During the siege of Sevastopol, while directing siege operations during a sortie on 22 March 1855, Gordon was severely wounded when a ball passed through both arms. Although he soon returned to duty and commanded the Royal Engineers in the Kerch expedition, he had eventually to be invalided before the fall of Sevastopol.

He obtained a brevet majority on 12 December 1854, a brevet lieutenant-colonelcy 24 April 1855, and a brevet colonelcy 29 June 1855. He was also made a C.B. and aide-de-camp to the queen.

==Later life==
In 1856 he was appointed deputy adjutant-general at the Royal Horse Guards, a position which he held for five years. While at the Horse Guards he was elected a member of the Institution of Civil Engineers. Gordon's next appointment was Commanding Royal Engineer of the Southern District, where the works for the defence of Portsmouth had recently been commenced. His command at Portsmouth was broken temporarily by a call to Canada to command the engineers on occasion of the Trent affair at the end of 1861. While at Portsmouth he was made a K.C.B. Soon after leaving that command, on 3 August 1866, he was promoted to major-general. On 1 June 1869 he was selected for the appointment of Inspector-General of Engineers, the head of the Corps of Royal Engineers. The previous holder of the position, Edward Frome, had been titled "Inspector-General of Engineers and Director of Work" but the positions were split. There was, however, no Director of Work during Gordon's life.
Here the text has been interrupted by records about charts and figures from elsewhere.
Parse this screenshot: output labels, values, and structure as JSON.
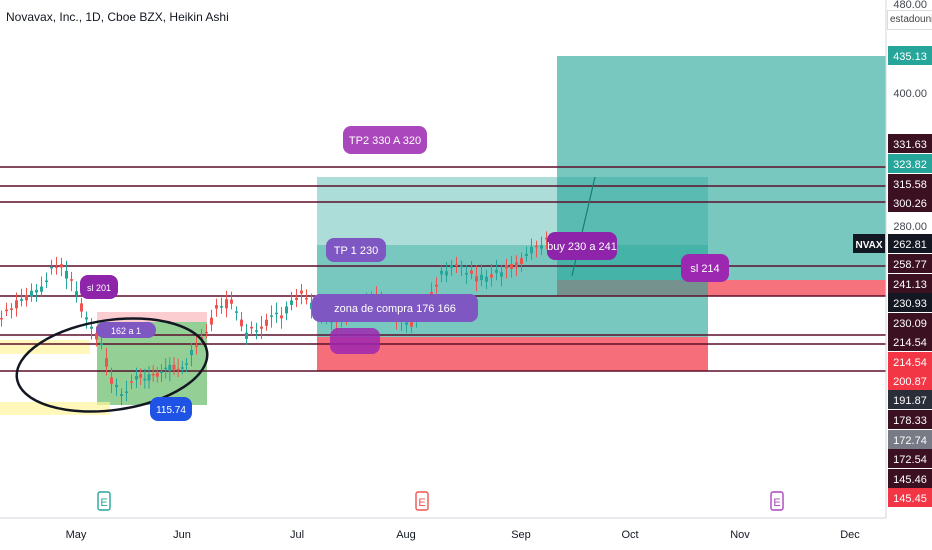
{
  "header": {
    "title": "Novavax, Inc., 1D, Cboe BZX, Heikin Ashi",
    "top_badge": "estadounic"
  },
  "chart_data": {
    "type": "candlestick",
    "symbol": "NVAX",
    "x_labels": [
      "May",
      "Jun",
      "Jul",
      "Aug",
      "Sep",
      "Oct",
      "Nov",
      "Dec"
    ],
    "y_ticks": [
      "480.00",
      "400.00",
      "280.00"
    ],
    "price_tags": [
      {
        "value": "435.13",
        "bg": "#26a69a",
        "fg": "#ffffff"
      },
      {
        "value": "331.63",
        "bg": "#3b1020",
        "fg": "#ffffff"
      },
      {
        "value": "323.82",
        "bg": "#26a69a",
        "fg": "#ffffff"
      },
      {
        "value": "315.58",
        "bg": "#3b1020",
        "fg": "#ffffff"
      },
      {
        "value": "300.26",
        "bg": "#3b1020",
        "fg": "#ffffff"
      },
      {
        "value": "262.81",
        "bg": "#131722",
        "fg": "#ffffff",
        "label": "NVAX"
      },
      {
        "value": "258.77",
        "bg": "#3b1020",
        "fg": "#ffffff"
      },
      {
        "value": "241.13",
        "bg": "#3b1020",
        "fg": "#ffffff"
      },
      {
        "value": "230.93",
        "bg": "#131722",
        "fg": "#ffffff"
      },
      {
        "value": "230.09",
        "bg": "#3b1020",
        "fg": "#ffffff"
      },
      {
        "value": "214.54",
        "bg": "#3b1020",
        "fg": "#ffffff"
      },
      {
        "value": "214.54",
        "bg": "#f23645",
        "fg": "#ffffff"
      },
      {
        "value": "200.87",
        "bg": "#f23645",
        "fg": "#ffffff"
      },
      {
        "value": "191.87",
        "bg": "#2a2e39",
        "fg": "#ffffff"
      },
      {
        "value": "178.33",
        "bg": "#3b1020",
        "fg": "#ffffff"
      },
      {
        "value": "172.74",
        "bg": "#787b86",
        "fg": "#ffffff"
      },
      {
        "value": "172.54",
        "bg": "#3b1020",
        "fg": "#ffffff"
      },
      {
        "value": "145.46",
        "bg": "#3b1020",
        "fg": "#ffffff"
      },
      {
        "value": "145.45",
        "bg": "#f23645",
        "fg": "#ffffff"
      }
    ],
    "annotations": [
      "TP2 330 A 320",
      "TP 1  230",
      "sl 201",
      "162 a 1",
      "zona de compra 176 166",
      "sl 214",
      "buy 230 a 241",
      "115.74"
    ],
    "events": [
      "E",
      "E",
      "E"
    ],
    "colors": {
      "up": "#26a69a",
      "down": "#ef5350",
      "zone_green": "#26a69a",
      "zone_red": "#f23645",
      "label_purple": "#9c27b0",
      "line_maroon": "#5d0f2b"
    }
  }
}
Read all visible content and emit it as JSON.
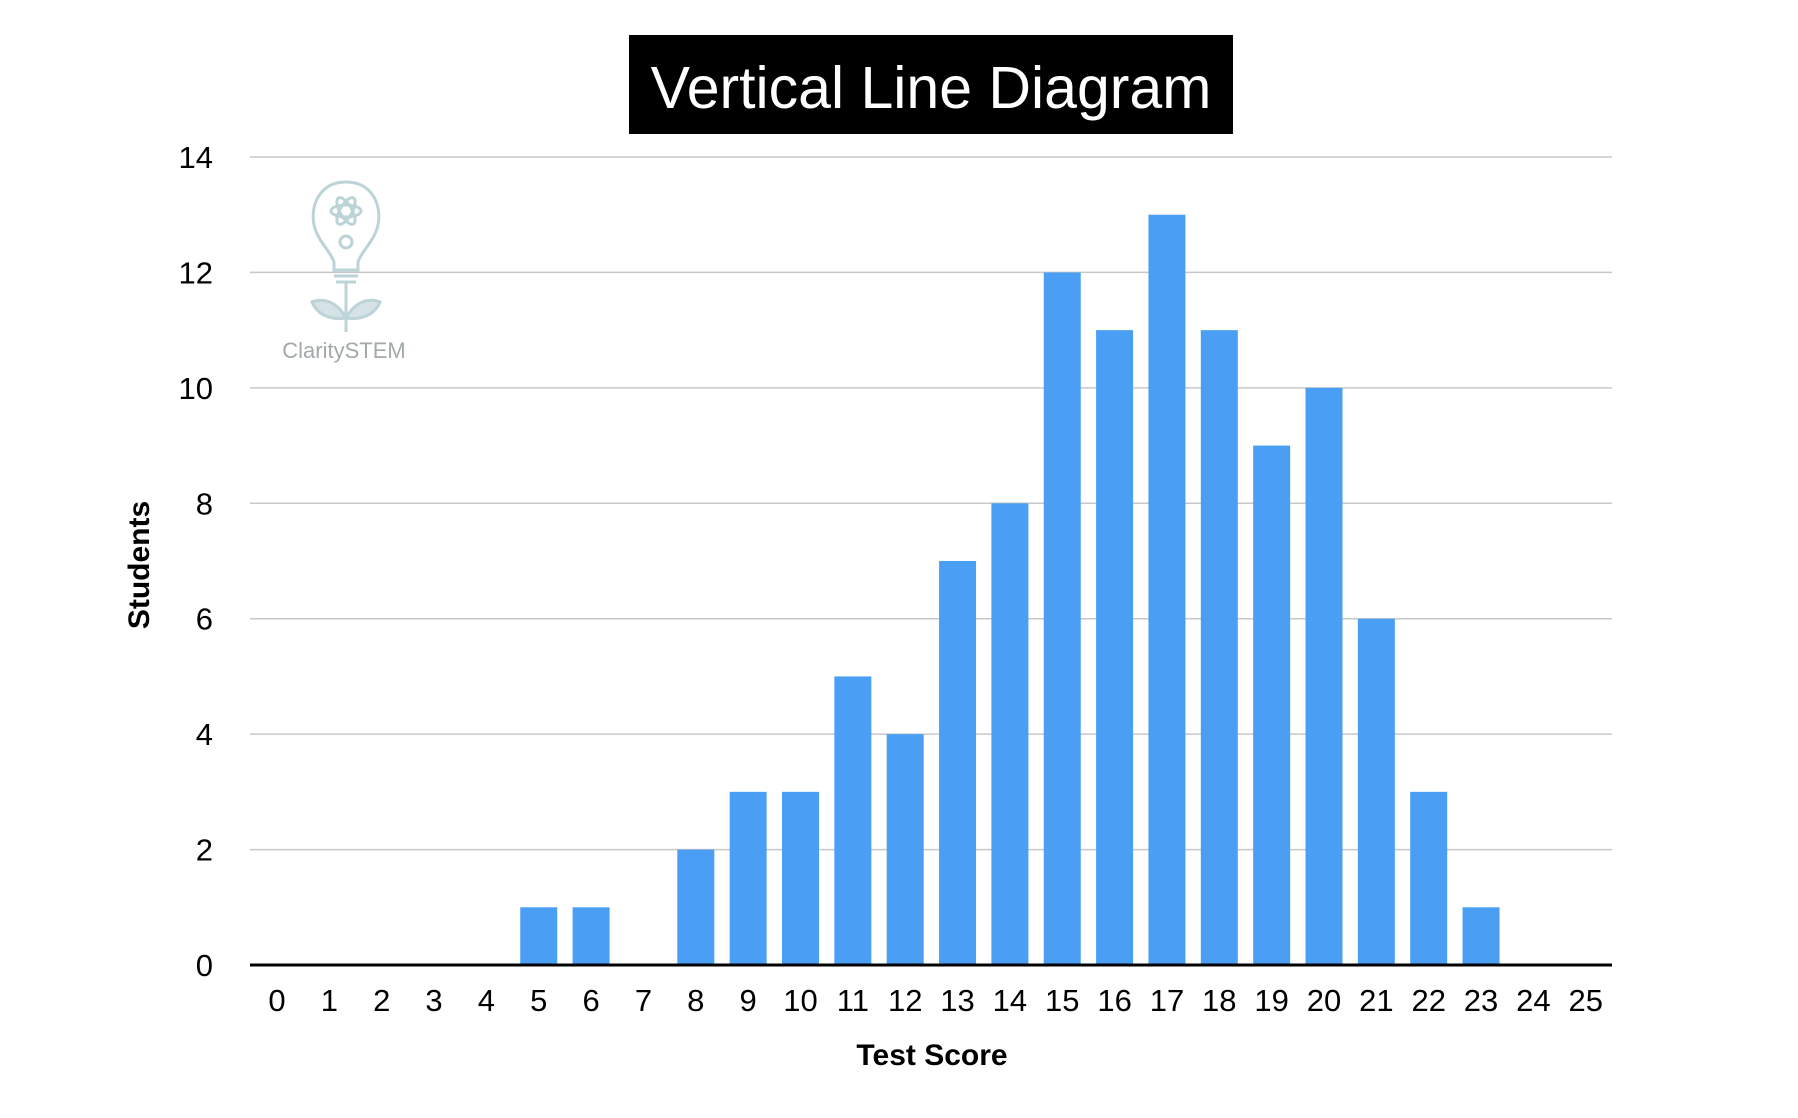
{
  "chart_data": {
    "type": "bar",
    "title": "Vertical Line Diagram",
    "xlabel": "Test Score",
    "ylabel": "Students",
    "categories": [
      "0",
      "1",
      "2",
      "3",
      "4",
      "5",
      "6",
      "7",
      "8",
      "9",
      "10",
      "11",
      "12",
      "13",
      "14",
      "15",
      "16",
      "17",
      "18",
      "19",
      "20",
      "21",
      "22",
      "23",
      "24",
      "25"
    ],
    "values": [
      0,
      0,
      0,
      0,
      0,
      1,
      1,
      0,
      2,
      3,
      3,
      5,
      4,
      7,
      8,
      12,
      11,
      13,
      11,
      9,
      10,
      6,
      3,
      1,
      0,
      0
    ],
    "yticks": [
      "0",
      "2",
      "4",
      "6",
      "8",
      "10",
      "12",
      "14"
    ],
    "ylim": [
      0,
      14
    ],
    "grid": true,
    "bar_color": "#4a9ff5",
    "grid_color": "#c8c8c8",
    "axis_color": "#000000",
    "title_bg": "#000000",
    "title_color": "#ffffff"
  },
  "logo": {
    "text": "ClaritySTEM",
    "color": "#a3a9ab",
    "icon": "lightbulb-atom-icon"
  }
}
He did not long enjoy the honour of high office. Disease of the brain, caused by increasing irritation of his Crimean wound, set in, and the suffering which finally destroyed his judgment was borne patiently and in silence. Accompanied by his friend Colonel Charles George Gordon, he was on a visit to his brother-in-law, Colonel Hutchinson, at Westward Ho! in February 1870, when he slashed his throat with a razor. He died of blood loss the following day, on 8 February 1870, aged 55 years. An inquest issued a verdict of suicide while of unsound mind.

A full-length portrait of him hangs in the headquarters mess of the Royal Engineers at Chatham.

==Character==
According to Robert Hamilton Vetch, writing in the Dictionary of National Biography, "[Gordon] was a man of great height and strength, and careless of danger; his earnest religious convictions governed his whole conduct, though his warmth of feeling was hidden under a cold exterior."

Regarding his earlier posting in Bermuda, Vetch also adds, "his name was remembered in the islands long after his departure, not only for his athletic feats, but for a liberality to the poor which continued for many years after he had left the place."